“As the data center market grows in Phoenix, it’s a great opportunity to have a second site two hours away,” says Bruce Lehrman, CEO of Involta, a full-service data center company that opened a 38,000-square-foot facility in Tucson last month. Just as Phoenix has become a popular location for off-site data centers because of the state’s lack of natural disasters, Valley companies looking for the advantage of having their data backed up in a location geographically away from their business and in a colocation facility rather than incurring costs to operate and maintain their own may find Involta’s Tucson center a solution.
“Our business [model] is to build in the secondary market,” Lehrman says. “Tucson fits solidly in our core focus.” In addition to being served by Tucson Electric Power — and therefore reliant on a different power supplier than what serves Phoenix — Involta built the facility and owns it. “Customers don’t have to worry about what a landlord may do,” Lehrman notes.

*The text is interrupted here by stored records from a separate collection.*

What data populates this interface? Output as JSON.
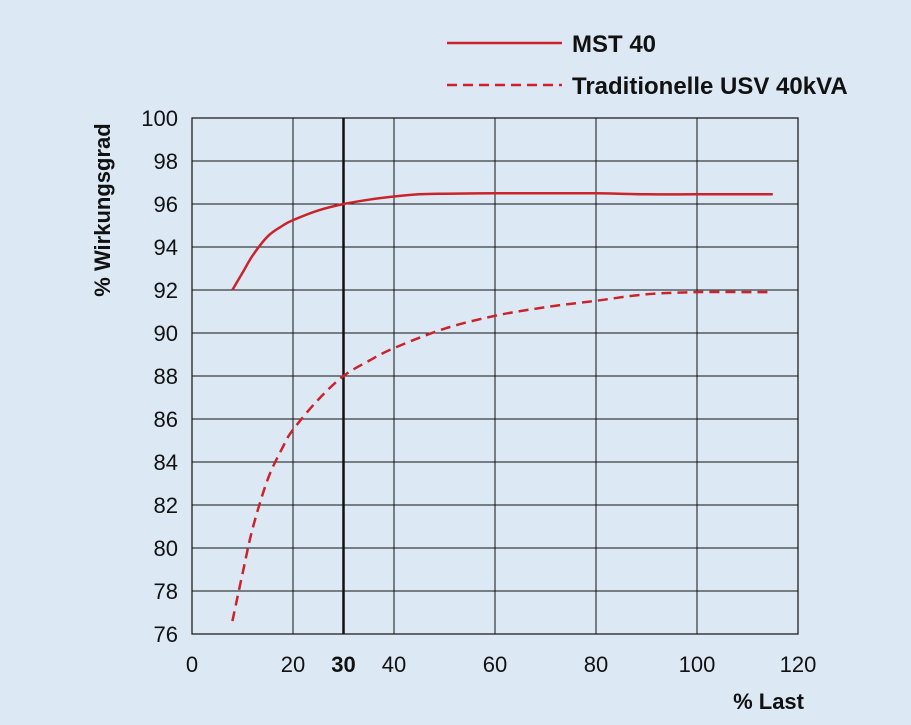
{
  "chart_data": {
    "type": "line",
    "title": "",
    "xlabel": "% Last",
    "ylabel": "% Wirkungsgrad",
    "xlim": [
      0,
      120
    ],
    "ylim": [
      76,
      100
    ],
    "x_ticks": [
      "0",
      "20",
      "30",
      "40",
      "60",
      "80",
      "100",
      "120"
    ],
    "highlight_tick": "30",
    "highlight_x": 30,
    "y_ticks": [
      "100",
      "98",
      "96",
      "94",
      "92",
      "90",
      "88",
      "86",
      "84",
      "82",
      "80",
      "78",
      "76"
    ],
    "grid": true,
    "legend_position": "top-right",
    "series": [
      {
        "name": "MST 40",
        "style": "solid",
        "color": "#cc2229",
        "x": [
          8,
          10,
          12,
          15,
          18,
          20,
          25,
          30,
          35,
          40,
          45,
          50,
          60,
          70,
          80,
          90,
          100,
          110,
          115
        ],
        "values": [
          92.0,
          92.8,
          93.6,
          94.5,
          95.0,
          95.25,
          95.7,
          96.0,
          96.2,
          96.35,
          96.45,
          96.48,
          96.5,
          96.5,
          96.5,
          96.45,
          96.45,
          96.45,
          96.45
        ]
      },
      {
        "name": "Traditionelle USV 40kVA",
        "style": "dashed",
        "color": "#cc2229",
        "x": [
          8,
          10,
          12,
          15,
          18,
          20,
          25,
          30,
          35,
          40,
          50,
          60,
          70,
          80,
          90,
          100,
          110,
          115
        ],
        "values": [
          76.6,
          78.8,
          80.9,
          83.2,
          84.7,
          85.5,
          86.9,
          88.0,
          88.7,
          89.3,
          90.2,
          90.8,
          91.2,
          91.5,
          91.8,
          91.9,
          91.9,
          91.9
        ]
      }
    ]
  }
}
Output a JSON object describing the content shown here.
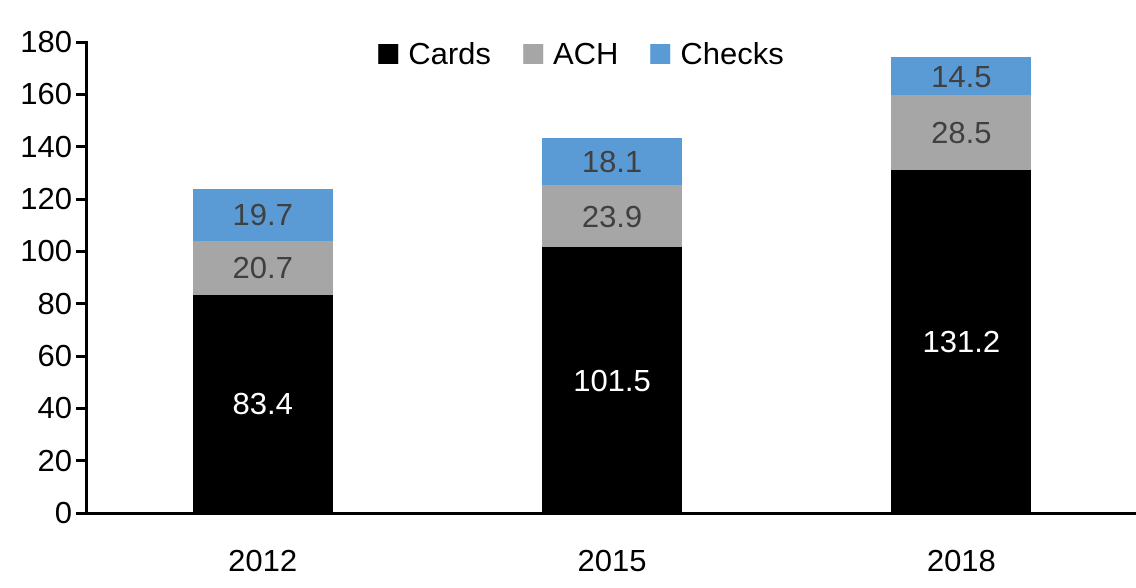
{
  "chart_data": {
    "type": "bar",
    "stacked": true,
    "title": "",
    "xlabel": "",
    "ylabel": "",
    "categories": [
      "2012",
      "2015",
      "2018"
    ],
    "series": [
      {
        "name": "Cards",
        "color": "#000000",
        "label_color": "#ffffff",
        "values": [
          83.4,
          101.5,
          131.2
        ]
      },
      {
        "name": "ACH",
        "color": "#a6a6a6",
        "label_color": "#404040",
        "values": [
          20.7,
          23.9,
          28.5
        ]
      },
      {
        "name": "Checks",
        "color": "#5b9bd5",
        "label_color": "#404040",
        "values": [
          19.7,
          18.1,
          14.5
        ]
      }
    ],
    "ylim": [
      0,
      180
    ],
    "ytick_step": 20,
    "ytick_labels": [
      "0",
      "20",
      "40",
      "60",
      "80",
      "100",
      "120",
      "140",
      "160",
      "180"
    ],
    "grid": false,
    "legend_position": "top",
    "value_labels_shown": true,
    "axis_color": "#000000",
    "background_color": "#ffffff"
  }
}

The company’s other locations are in Idaho, Iowa, Minnesota and Ohio. “We came to Arizona because one of our customers needed a location in Tucson — and another asked us to consider Tucson,” Lehrman explains, noting that Tucson is one of the largest metropolitan service areas in the country that did not have access to a world-class secured data facility. What it does have, Lehrman has found, is a talented work force. And, because a data center offers an IT professional more variety than would a single company, “we’re able to attract high-caliber individuals.”